‘The strong growth of giving has been one of the striking developments in Brazil over the past quarter century,’ announces the foreword to a new report, Brazil Giving 2017, from the Charities Aid Foundation (CAF).
What would make Brazilians give more? The short answers, according to Brazil Giving, are more money (59 per cent), more clarity about how the money is spent (51 per cent) and, for the better-off, tax incentives.
Sixty-eight per cent of some 1,300 Brazilians surveyed gave money in 2017, says the new report, which is based on research between July and August last year. Religious organisations were the most common recipients, says the report.
Forty-nine per cent said they had given money to these in the previous 12 months, though not far behind was giving to children (orphans, the seriously ill or those with disabilities) at 42 per cent.
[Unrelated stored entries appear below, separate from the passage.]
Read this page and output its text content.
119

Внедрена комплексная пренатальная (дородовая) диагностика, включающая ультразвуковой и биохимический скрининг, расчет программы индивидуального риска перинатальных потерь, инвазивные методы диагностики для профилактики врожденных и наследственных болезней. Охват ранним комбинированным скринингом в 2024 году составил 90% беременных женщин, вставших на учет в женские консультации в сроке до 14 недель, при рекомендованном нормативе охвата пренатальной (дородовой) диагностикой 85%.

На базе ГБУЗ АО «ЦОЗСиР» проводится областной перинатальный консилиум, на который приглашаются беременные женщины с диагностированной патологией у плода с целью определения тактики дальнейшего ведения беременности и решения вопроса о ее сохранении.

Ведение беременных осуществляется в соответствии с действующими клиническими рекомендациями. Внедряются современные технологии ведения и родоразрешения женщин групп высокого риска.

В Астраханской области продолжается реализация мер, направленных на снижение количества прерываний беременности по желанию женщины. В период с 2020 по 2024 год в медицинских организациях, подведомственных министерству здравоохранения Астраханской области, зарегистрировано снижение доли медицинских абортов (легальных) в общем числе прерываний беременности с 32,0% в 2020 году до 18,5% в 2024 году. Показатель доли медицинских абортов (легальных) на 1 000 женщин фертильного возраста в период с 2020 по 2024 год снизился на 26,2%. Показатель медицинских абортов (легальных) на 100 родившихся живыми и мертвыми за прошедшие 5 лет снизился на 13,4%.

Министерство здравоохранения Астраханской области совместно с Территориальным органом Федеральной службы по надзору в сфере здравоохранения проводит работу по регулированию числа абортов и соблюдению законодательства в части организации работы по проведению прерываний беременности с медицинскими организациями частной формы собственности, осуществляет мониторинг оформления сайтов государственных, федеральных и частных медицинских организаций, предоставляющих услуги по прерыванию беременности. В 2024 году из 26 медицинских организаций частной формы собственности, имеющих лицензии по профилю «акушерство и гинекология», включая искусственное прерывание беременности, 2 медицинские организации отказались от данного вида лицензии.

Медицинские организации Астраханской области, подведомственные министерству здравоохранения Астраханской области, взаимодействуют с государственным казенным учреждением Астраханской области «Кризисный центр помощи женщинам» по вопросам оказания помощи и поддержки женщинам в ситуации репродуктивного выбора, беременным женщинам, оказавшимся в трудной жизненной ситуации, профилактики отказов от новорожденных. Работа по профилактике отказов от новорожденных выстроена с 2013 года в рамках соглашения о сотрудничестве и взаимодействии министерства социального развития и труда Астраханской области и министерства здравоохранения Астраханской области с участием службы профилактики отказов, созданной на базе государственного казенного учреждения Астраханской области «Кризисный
Brazilian donors prefer to give direct to the recipients. The most common method of giving, at 37 per cent of respondents, was actually going to the organisation’s office and donating money. The least common was by text message (3 per cent), though, interestingly, the share of giving online was 20 per cent.
When it comes to young people’s attitude to giving, two other things are worth noting. They are more likely to volunteer than their seniors.
Forty-one per cent of 18-24s had volunteered in the four weeks prior to the research, compared with 25 per cent among the over 55s. Second, around one in 20 younger people surveyed say that they supported human rights protection, including LGBTQ rights, compared to fewer than one in 100 of those aged 55 or over.
Given the difficulty that Brazilian rights organisations experience in finding support, this development is potentially significant.